A brain injury affects the entire family, and most importantly children who are very vulnerable and dependent on their family.
I just read a very compelling article in the most recent edition of the journal, Brain Injury, a publication of the North America Brain Injury Association also known as NABIS entitled , “The Forgotten Children—The Aftermath of an Acquired Brain Injury in the Family”.
The authors observe an acquired brain injury has not only an impact on the survivor, who frequently has physical, cognitive, emotional, behavioral, and social difficulties; but will also affect his or her family;
members of that family unit must adapt to a novel life situation in which family dynamics, involving roles, boundaries and communication will most likely change.
Studies of family dynamics exploring living with a brain injured family member, have found high levels of distress, significant symptoms of depression and anxiety, decreased quality of life and reduced family functioning. Divorce, job loss and high health care costs also exist in this population.
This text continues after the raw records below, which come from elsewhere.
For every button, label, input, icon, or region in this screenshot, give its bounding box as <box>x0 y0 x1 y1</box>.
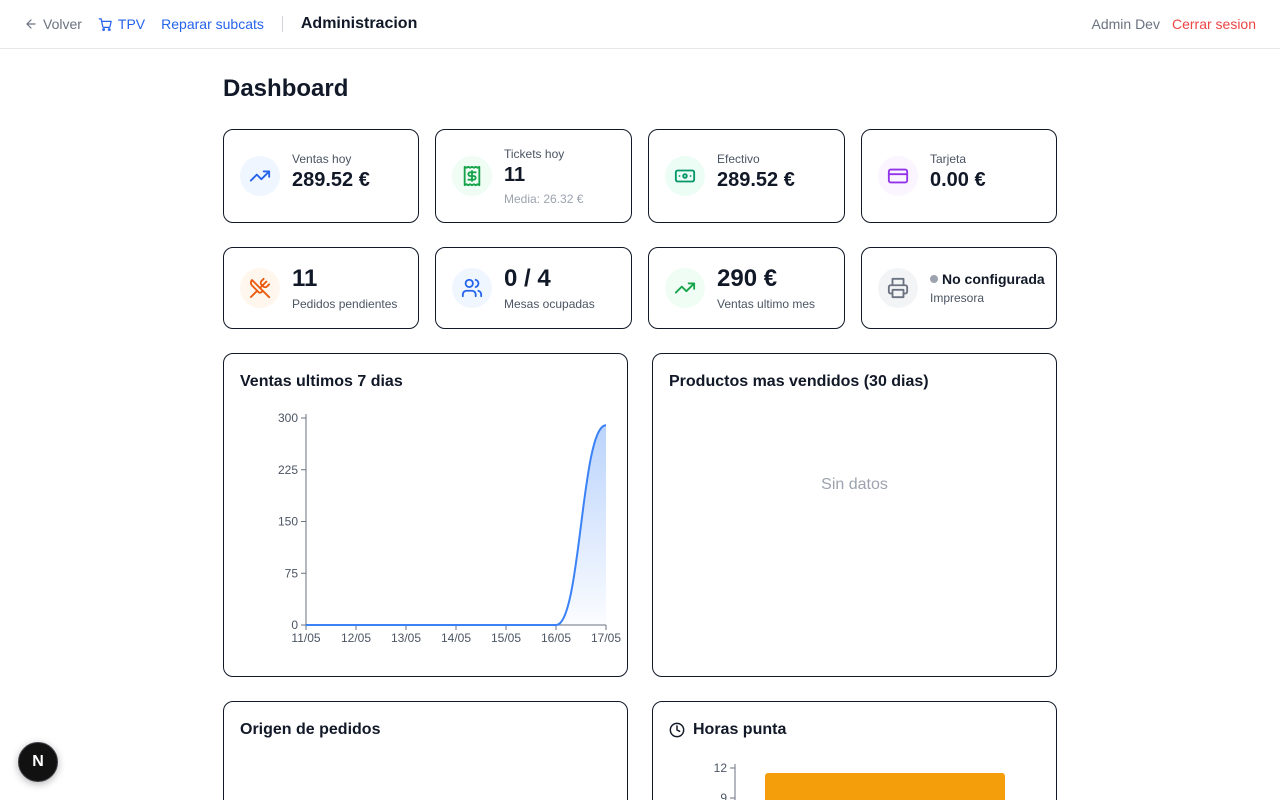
stat-label: Impresora <box>930 291 985 305</box>
nav-right-group: Admin Dev Cerrar sesion <box>1092 0 1257 48</box>
stat-value: 11 <box>504 163 526 186</box>
x-tick-label: 12/05 <box>341 631 371 645</box>
panel-horas-punta: Horas punta 12 9 <box>652 701 1057 800</box>
user-name: Admin Dev <box>1091 16 1160 32</box>
stat-label: Efectivo <box>717 152 760 166</box>
sales-series-line <box>305 424 607 626</box>
tpv-link-label: TPV <box>117 16 146 32</box>
y-tick-label: 12 <box>714 761 728 775</box>
sales-line-chart: 0 75 150 225 300 11/05 12/05 13/05 14/05 15/05 16/… <box>278 411 621 645</box>
panel-ventas-7-dias: Ventas ultimos 7 dias 0 75 150 225 300 11/05 1… <box>223 353 628 677</box>
stat-label: Ventas hoy <box>292 152 352 166</box>
users-icon <box>452 268 492 308</box>
panel-title: Origen de pedidos <box>240 721 381 738</box>
utensils-crossed-icon <box>240 268 280 308</box>
repair-subcats-link[interactable]: Reparar subcats <box>161 16 264 32</box>
y-tick-label: 150 <box>278 515 298 529</box>
nav-left-group: Volver TPV Reparar subcats Administracio… <box>24 0 417 48</box>
stat-value: 0.00 € <box>930 169 986 191</box>
dev-tools-button[interactable]: N <box>18 742 58 782</box>
x-tick-label: 14/05 <box>441 631 471 645</box>
trending-up-icon <box>665 268 705 308</box>
arrow-left-icon <box>26 19 36 29</box>
back-link-label: Volver <box>43 16 82 32</box>
stat-card-ventas-hoy: Ventas hoy 289.52 € <box>223 129 419 223</box>
x-tick-label: 17/05 <box>591 631 621 645</box>
status-dot <box>930 275 938 283</box>
nav-divider <box>281 16 283 32</box>
top-navbar: Volver TPV Reparar subcats Administracio… <box>0 0 1280 49</box>
stat-value: 289.52 € <box>717 169 795 191</box>
stat-card-ventas-mes: 290 € Ventas ultimo mes <box>648 247 845 329</box>
stat-card-tarjeta: Tarjeta 0.00 € <box>861 129 1057 223</box>
y-tick-label: 75 <box>285 566 299 580</box>
logout-button[interactable]: Cerrar sesion <box>1171 16 1256 32</box>
stat-card-tickets-hoy: Tickets hoy 11 Media: 26.32 € <box>435 129 632 223</box>
page-title: Dashboard <box>223 75 349 102</box>
stat-value: 11 <box>292 265 318 292</box>
stat-card-pedidos: 11 Pedidos pendientes <box>223 247 419 329</box>
banknote-icon <box>665 156 705 196</box>
x-tick-label: 15/05 <box>491 631 521 645</box>
stat-card-mesas: 0 / 4 Mesas ocupadas <box>435 247 632 329</box>
panel-title-text: Horas punta <box>693 721 787 738</box>
stat-card-impresora: No configurada Impresora <box>861 247 1057 329</box>
y-tick-label: 225 <box>278 463 298 477</box>
section-title: Administracion <box>300 15 418 32</box>
x-tick-label: 16/05 <box>541 631 571 645</box>
hours-bar-chart: 12 9 <box>714 761 1005 800</box>
shopping-cart-icon <box>98 17 112 31</box>
stat-value: 289.52 € <box>292 169 370 191</box>
y-tick-label: 0 <box>291 618 298 632</box>
clock-icon <box>669 722 685 738</box>
stat-label: Ventas ultimo mes <box>717 297 816 311</box>
x-tick-label: 11/05 <box>291 631 320 645</box>
printer-icon <box>878 268 918 308</box>
stat-label: Tickets hoy <box>504 146 565 161</box>
back-link[interactable]: Volver <box>24 16 82 32</box>
stat-label: Mesas ocupadas <box>504 297 595 311</box>
y-tick-label: 9 <box>720 791 727 800</box>
credit-card-icon <box>878 156 918 196</box>
stat-value: 0 / 4 <box>504 265 551 292</box>
panel-title: Ventas ultimos 7 dias <box>240 373 403 390</box>
stat-label: Pedidos pendientes <box>292 297 398 311</box>
hour-bar <box>765 773 1005 800</box>
sales-area-fill <box>306 425 606 625</box>
panel-title: Productos mas vendidos (30 dias) <box>669 373 929 390</box>
panel-origen-pedidos: Origen de pedidos <box>223 701 628 800</box>
empty-state: Sin datos <box>821 476 888 493</box>
panel-productos-vendidos: Productos mas vendidos (30 dias) Sin dat… <box>652 353 1057 677</box>
tpv-link[interactable]: TPV <box>98 16 145 32</box>
printer-status-text: No configurada <box>942 271 1045 287</box>
stat-subtext: Media: 26.32 € <box>504 191 584 206</box>
dev-tools-letter: N <box>32 753 44 770</box>
trending-up-icon <box>240 156 280 196</box>
printer-status: No configurada <box>930 271 1045 287</box>
stat-label: Tarjeta <box>930 152 967 166</box>
y-tick-label: 300 <box>278 411 298 425</box>
stat-card-efectivo: Efectivo 289.52 € <box>648 129 845 223</box>
panel-title: Horas punta <box>669 721 786 739</box>
receipt-icon <box>452 156 492 196</box>
stat-value: 290 € <box>717 265 778 292</box>
x-tick-label: 13/05 <box>391 631 421 645</box>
So, we need to spend more time and attention on these significant issues, especially in the most vulnerable group, children.
Children are not prepared to deal with the injury and the stress the injury has on their parent or sibling, and the entire family.
Children are at a high risk for development of significant and long-lasting mental health issues including post-traumatic stress, reduced self-esteem, sadness, worry, anxiety and depression. These issues will also affect their education and social skills.
So, what suggestions do the authors of this article offer?
Children’s well-being requires adult support to minimize the risk of serious consequences.
They cannot be ignored by medical personnel in the acute care, and rehabilitation process nor can they be ignored in the home or in school. Their identity and worth must be recognized and validated and they cannot be ignored. Their fears must be discussed, and attention needs to be focused on the frequent role reversal that takes place where a child now must assist a parent.
Here are specific suggestions:
More research needs to take place on specific initiatives and interventions required to support children following a brain injury in the family.
Children need to be part of the rehabilitation process, including access to and reimbursement for required care. An acquired or traumatic brain injury affects the entire family.